Girard’ın kurban bunalımı olarak tanımladığı kriz sürecinde toplumsal düzeni oluşturan kurumlar artık işlevlerini yerine getiremez hale gelirler ve çökerler. Antigone tragedyasında da oyun boyunca siteye ait kurumların kendi işlevlerini artık yerine getiremedikleri görülür. Ancak daha önce söz ettiğimiz gibi site, özel ve kamusal alan karşıtlığına dayanan; kadının zorunluluklar alanı olan özel alanda, erkek yurttaşların ise özgürlükler alanı olan kamusal mekânda birbirlerine karşıt olarak konumlandığı bir kurumdur. Fakat Antigone’de kadının kamusal alana çıkması ve giderek politikleşmesiyle özel-kamusal alan ayrımı giderek belirsizlik kazanır.

Antigone karakteri oyun boyunca eril bir dil kullanır ve bu dilin karşı çıktığı Kreon’un egemen dilinden bir farkı yoktur. Bunun yanında her iki karakterin kullandığı dilde kadın ve erkek cinsiyet rolleri de zaman zaman birbirine karışır. Antigone ile Kreon arasındaki diyalogda Antigone kendi eylemini savunur ve de Kreon’un yasasının kutsal yasaya uymadığı için meşru olmadığını ifade eder. Antigone’nin bu cüreti karşısında Kreon, kendisinin kadın Antigone’nin erkek gibi davrandığını belirtir:

109

“KREON: … Bu kız sınırını çoktan aştı, koyduğum yasaları çiğnedi önce karşıma geçmiş övünüyor şimdi de. Bana erkek demesinler, bu kız erkekmiş desinler…” (Sofokles, 1997: 82).
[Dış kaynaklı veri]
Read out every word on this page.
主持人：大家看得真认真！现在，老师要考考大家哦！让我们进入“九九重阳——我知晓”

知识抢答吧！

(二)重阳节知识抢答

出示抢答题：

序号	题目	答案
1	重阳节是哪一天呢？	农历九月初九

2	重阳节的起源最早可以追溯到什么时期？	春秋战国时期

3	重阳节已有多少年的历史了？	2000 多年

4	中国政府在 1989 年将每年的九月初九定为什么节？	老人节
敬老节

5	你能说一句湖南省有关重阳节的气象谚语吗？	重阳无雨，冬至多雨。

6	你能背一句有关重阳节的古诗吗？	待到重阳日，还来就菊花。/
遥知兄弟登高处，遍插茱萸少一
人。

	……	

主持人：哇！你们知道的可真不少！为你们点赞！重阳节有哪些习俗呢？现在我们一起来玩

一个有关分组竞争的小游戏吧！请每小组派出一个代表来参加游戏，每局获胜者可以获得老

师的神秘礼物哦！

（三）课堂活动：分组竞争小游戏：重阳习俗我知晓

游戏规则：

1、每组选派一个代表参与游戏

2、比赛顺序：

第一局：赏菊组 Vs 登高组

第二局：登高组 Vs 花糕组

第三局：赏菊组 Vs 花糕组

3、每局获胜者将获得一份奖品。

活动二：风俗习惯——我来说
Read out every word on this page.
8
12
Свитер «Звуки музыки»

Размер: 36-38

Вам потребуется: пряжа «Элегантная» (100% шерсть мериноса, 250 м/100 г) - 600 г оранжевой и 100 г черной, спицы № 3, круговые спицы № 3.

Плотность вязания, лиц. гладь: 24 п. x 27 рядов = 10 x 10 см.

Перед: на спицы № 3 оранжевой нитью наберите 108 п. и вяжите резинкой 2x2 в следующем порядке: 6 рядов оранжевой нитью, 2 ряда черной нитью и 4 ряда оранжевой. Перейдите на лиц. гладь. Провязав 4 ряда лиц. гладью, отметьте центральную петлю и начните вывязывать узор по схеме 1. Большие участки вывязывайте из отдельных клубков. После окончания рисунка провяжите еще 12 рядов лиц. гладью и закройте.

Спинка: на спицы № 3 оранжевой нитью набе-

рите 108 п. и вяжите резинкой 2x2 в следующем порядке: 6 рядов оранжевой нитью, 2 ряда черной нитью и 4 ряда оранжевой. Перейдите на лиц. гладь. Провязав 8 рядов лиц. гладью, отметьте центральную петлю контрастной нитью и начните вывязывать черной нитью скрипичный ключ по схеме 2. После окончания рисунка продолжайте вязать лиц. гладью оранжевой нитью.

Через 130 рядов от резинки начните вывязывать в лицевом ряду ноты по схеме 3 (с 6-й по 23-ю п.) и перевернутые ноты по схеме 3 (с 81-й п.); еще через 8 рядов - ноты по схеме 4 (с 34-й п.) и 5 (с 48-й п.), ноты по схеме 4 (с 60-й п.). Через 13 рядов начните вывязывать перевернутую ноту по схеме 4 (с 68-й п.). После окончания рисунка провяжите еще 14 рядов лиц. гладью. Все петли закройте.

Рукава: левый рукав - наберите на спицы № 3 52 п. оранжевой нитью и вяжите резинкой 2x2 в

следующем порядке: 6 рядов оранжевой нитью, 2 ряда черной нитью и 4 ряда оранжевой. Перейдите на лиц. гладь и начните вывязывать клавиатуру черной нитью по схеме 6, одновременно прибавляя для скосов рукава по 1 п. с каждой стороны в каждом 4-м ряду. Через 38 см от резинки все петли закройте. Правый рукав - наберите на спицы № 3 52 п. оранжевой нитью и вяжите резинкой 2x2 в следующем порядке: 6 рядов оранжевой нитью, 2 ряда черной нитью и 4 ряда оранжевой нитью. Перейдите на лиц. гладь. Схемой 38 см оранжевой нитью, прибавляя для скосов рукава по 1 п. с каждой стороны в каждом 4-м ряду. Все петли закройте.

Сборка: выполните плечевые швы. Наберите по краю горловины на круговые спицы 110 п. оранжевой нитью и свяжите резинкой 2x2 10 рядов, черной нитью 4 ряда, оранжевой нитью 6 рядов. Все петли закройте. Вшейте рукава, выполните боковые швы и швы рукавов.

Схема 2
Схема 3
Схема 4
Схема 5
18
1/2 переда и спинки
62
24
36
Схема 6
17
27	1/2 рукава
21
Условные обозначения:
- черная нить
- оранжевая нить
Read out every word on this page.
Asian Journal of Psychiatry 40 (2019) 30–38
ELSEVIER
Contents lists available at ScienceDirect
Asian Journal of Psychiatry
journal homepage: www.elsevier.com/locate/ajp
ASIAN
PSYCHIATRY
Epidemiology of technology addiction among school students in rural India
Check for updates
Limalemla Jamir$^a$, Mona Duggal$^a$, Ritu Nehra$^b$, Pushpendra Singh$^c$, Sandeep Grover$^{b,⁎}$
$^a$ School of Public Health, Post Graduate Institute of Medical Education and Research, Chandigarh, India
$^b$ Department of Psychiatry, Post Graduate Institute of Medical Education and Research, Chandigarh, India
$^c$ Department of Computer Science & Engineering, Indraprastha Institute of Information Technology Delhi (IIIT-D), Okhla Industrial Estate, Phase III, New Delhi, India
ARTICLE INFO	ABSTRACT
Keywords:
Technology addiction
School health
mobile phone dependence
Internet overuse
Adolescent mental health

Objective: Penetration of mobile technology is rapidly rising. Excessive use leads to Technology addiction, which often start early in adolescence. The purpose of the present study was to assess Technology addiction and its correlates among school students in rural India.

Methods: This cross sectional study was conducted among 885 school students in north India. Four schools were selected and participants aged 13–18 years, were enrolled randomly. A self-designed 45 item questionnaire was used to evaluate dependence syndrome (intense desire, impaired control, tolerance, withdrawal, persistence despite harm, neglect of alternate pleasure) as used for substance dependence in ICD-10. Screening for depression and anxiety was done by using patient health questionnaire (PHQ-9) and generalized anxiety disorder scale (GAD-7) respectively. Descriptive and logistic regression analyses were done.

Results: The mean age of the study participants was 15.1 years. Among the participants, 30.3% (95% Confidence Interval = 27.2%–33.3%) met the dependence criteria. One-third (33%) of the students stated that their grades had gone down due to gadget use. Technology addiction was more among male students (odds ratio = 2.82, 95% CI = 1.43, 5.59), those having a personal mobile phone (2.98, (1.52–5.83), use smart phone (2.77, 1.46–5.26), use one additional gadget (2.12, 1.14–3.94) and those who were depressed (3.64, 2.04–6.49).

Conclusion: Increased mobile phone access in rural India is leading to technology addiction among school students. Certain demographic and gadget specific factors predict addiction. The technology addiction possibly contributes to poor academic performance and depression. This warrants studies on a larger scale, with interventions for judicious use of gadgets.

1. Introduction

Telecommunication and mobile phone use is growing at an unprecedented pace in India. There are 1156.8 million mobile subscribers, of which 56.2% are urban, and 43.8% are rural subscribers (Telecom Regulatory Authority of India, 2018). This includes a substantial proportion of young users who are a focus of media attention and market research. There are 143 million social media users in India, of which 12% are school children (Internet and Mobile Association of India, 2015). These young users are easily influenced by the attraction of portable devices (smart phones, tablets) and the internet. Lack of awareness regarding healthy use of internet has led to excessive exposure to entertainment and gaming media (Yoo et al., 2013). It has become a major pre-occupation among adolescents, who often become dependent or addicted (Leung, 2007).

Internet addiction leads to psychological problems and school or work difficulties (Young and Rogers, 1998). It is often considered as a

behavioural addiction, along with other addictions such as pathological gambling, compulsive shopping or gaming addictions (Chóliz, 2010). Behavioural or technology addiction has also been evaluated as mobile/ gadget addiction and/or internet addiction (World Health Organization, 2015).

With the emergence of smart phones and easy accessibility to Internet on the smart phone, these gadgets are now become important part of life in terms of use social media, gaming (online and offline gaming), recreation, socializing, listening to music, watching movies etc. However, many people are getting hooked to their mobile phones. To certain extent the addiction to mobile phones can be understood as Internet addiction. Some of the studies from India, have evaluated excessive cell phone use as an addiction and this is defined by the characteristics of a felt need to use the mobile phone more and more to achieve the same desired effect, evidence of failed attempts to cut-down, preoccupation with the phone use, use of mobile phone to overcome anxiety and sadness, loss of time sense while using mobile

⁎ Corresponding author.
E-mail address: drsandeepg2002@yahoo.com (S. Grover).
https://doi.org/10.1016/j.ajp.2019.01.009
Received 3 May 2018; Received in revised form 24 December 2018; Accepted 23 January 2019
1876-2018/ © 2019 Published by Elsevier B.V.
Butler’e göre Antigone burada “belli bir eril egemenlik biçimini üstlenmiş gibidir; paylaşılması mümkün olmayan, ötekinin hem dişil hem aşağı olmasını gerektiren bir erkekliktir bu” (Butler, 2007: 22). İlerleyen bölümlerde Kreon, Antigone’nin meydan okumasına karşın, meselenin kurulu düzenin ve kurumların yıkılması olduğuna dikkat çeker.

“KREON: … Öyleyse kurulu düzeni destekleyelim ve hiçbir zaman kadına yenilmeyelim. İktidardan düşmek alın yazımızsa hiç olmazsa erkek elinden olmalı bu yenilgi kadının fendi erkeği yendi dedirtmeyelim” (Sofokles, 1997: 90).

Kreon’un sözleri kurulu düzenin yıkılacağına dair bir korkuyu dile getirir. Kreon iktidarını bir kadına karşı kaybetmekten korkar. Antigone her ne kadar Kreon’un kullandığı egemen dili kullansa da bir kadındır ve Kreon’da cisimleşen politik düzeni kutsal yasanın gücüyle tehdit eder konumdadır. Kurulu düzen akrabalık ile devlet, oikos ile site, özel ile kamusal arasındaki karşıtlık üzerine kurulmuştur. Ancak Antigone tragedyasında, bu karşıtlar arasındaki sınır sürekli bulanıklaşır. Antigone-Kreon arasındaki çatışmada her iki karakter kendi edimlerinin meşruluğunu yasanın otoritesine dayandırır ve bu noktada aynılaşarak birbirlerine benzer hale gelirler. Bu nedenle her iki karakterin temsil ettiği değerler ya da normlar arasındaki fark ortadan kalkar ve şiddet açığa çıkar.